Advanced lithium-ion batteries now becoming available for automotive use are smaller and lighter than the metal-hydride cells we have so far employed, which will allow for lighter vehicles with the same electric range or ones that can go even farther before they begin to use gasoline. At the moment, the main roadblocks to lithium-ion cells are higher cost, reduced longevity and concerns about safety, but some battery makers claim to have solved these issues with their newest designs. I look forward to testing some of the latest lithium-ion batteries in one of the plug-in hybrids that I am now building with my students.
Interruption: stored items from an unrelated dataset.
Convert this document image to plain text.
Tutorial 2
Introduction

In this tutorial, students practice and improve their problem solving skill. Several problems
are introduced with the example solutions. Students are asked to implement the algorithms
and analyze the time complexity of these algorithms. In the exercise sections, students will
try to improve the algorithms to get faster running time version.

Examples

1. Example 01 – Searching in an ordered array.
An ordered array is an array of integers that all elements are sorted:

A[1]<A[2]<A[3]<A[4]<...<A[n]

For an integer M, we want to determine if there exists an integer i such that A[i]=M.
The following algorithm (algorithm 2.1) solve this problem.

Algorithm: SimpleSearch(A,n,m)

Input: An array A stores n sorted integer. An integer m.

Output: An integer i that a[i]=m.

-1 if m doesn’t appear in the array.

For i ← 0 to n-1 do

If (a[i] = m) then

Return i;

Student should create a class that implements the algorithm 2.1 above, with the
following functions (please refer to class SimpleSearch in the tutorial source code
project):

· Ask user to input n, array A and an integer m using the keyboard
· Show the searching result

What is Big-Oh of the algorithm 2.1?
I fully expect that lithium-ion cells of one variety or another will eventually replace metal-hydride batteries in hybrid cars, offering a two- to threefold increase in energy storage for a pack of a given weight, along with a greater ability to absorb energy quickly during regenerative braking and, perhaps, with adequate durability to last for 15 years and 150,000 miles.
Charging time for the batteries in a plug-in hybrid is not nearly as much of an issue as it is for a purely electric car, because the engine can always provide propulsion. Thus the batteries can be charged relatively slowly, which can be done quite efficiently from nothing more elaborate than an ordinary household outlet. What is more, because the power requirements for slow charging are quite modest, the electricity doesn't necessarily have to come from the electric grid—it can also be derived from rooftop photovoltaic panels or from a small wind turbine.